Ithink there are plenty of American sites but whether they deliver here is another matter.

MarsyChristmas · 11/12/2007 23:07

You can buy stuff here but after my pc crashed I lost my links. Will have to do a wee bit of research for you all and post them when I find them. Of course if you use the search facility you may find the links here on MN because it is a question/thread that has come up several times before!

MarsyChristmas · 11/12/2007 23:11

blacked, mixed, oriental dolls

MarsyChristmas · 11/12/2007 23:15

multicultural toys

MarsyChristmas · 11/12/2007 23:18

positive identity

bahKewcHumbug · 11/12/2007 23:20

think I will have to browse that second one and look for the closest match to DS I can get - he isn't really oriental - closest common race would proabably be Thai maybe?

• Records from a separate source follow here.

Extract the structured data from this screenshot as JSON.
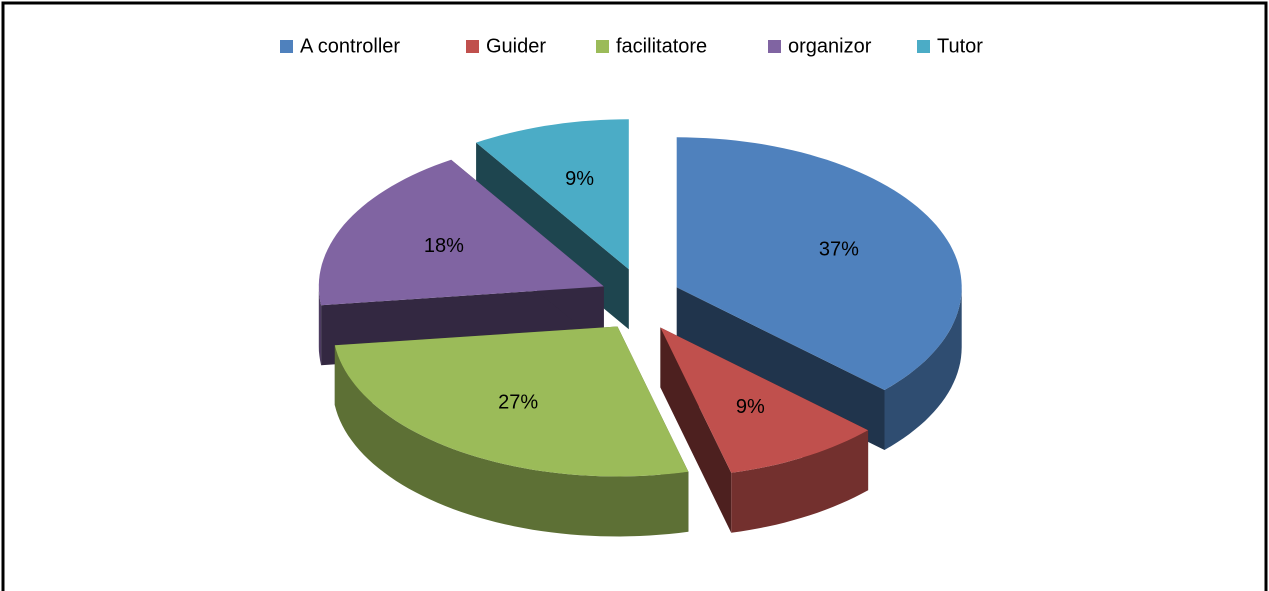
{
  "chart_data": {
    "type": "pie3d",
    "categories": [
      "A controller",
      "Guider",
      "facilitatore",
      "organizor",
      "Tutor"
    ],
    "values": [
      37,
      9,
      27,
      18,
      9
    ],
    "value_labels": [
      "37%",
      "9%",
      "27%",
      "18%",
      "9%"
    ],
    "colors": [
      "#4f81bd",
      "#c0504d",
      "#9bbb59",
      "#8064a2",
      "#4bacc6"
    ],
    "legend": "top"
  }
}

MarsyChristmas · 11/12/2007 23:21

and here's a thread with more suggestions on it

That's me done for now!

PaulaYatesbiggestfan · 11/12/2007 23:24

marsy i love that comment by your daughter!

as a white woman with an all white family i would just add that race issues do exist in all families imo

i have tried to 'educate' (i do think that is the right word) my children about race/culture and 'colour' issues since day 1. I do feel strongly about it.

having childrens and baby books from different cultures just means you can 'normalise' different skin colours etc to help prevent any one seeing other folk as different
dolls as marsy says ..by chance we have a lot of african art i think it just opens up a childs mind early.
as others have said - a lot of what children say is just the obvious ...my dc4 has just started school and has become bosom buddies with mixed race identical triplets the only physical description he has used for them is that 'm's hair is fluffy!'

I would try relax - personally i dont think you really have to address this head on - he will soon build up a feeling of 'who' he is of his own accord.

you sound like you are doing a fab job!

sallystrawberry · 11/12/2007 23:38

This reply has been deleted

Message withdrawn at poster's request.

MarsyChristmas · 11/12/2007 23:44

how's your study strawberry?

sallystrawberry · 11/12/2007 23:46

This reply has been deleted

Message withdrawn at poster's request.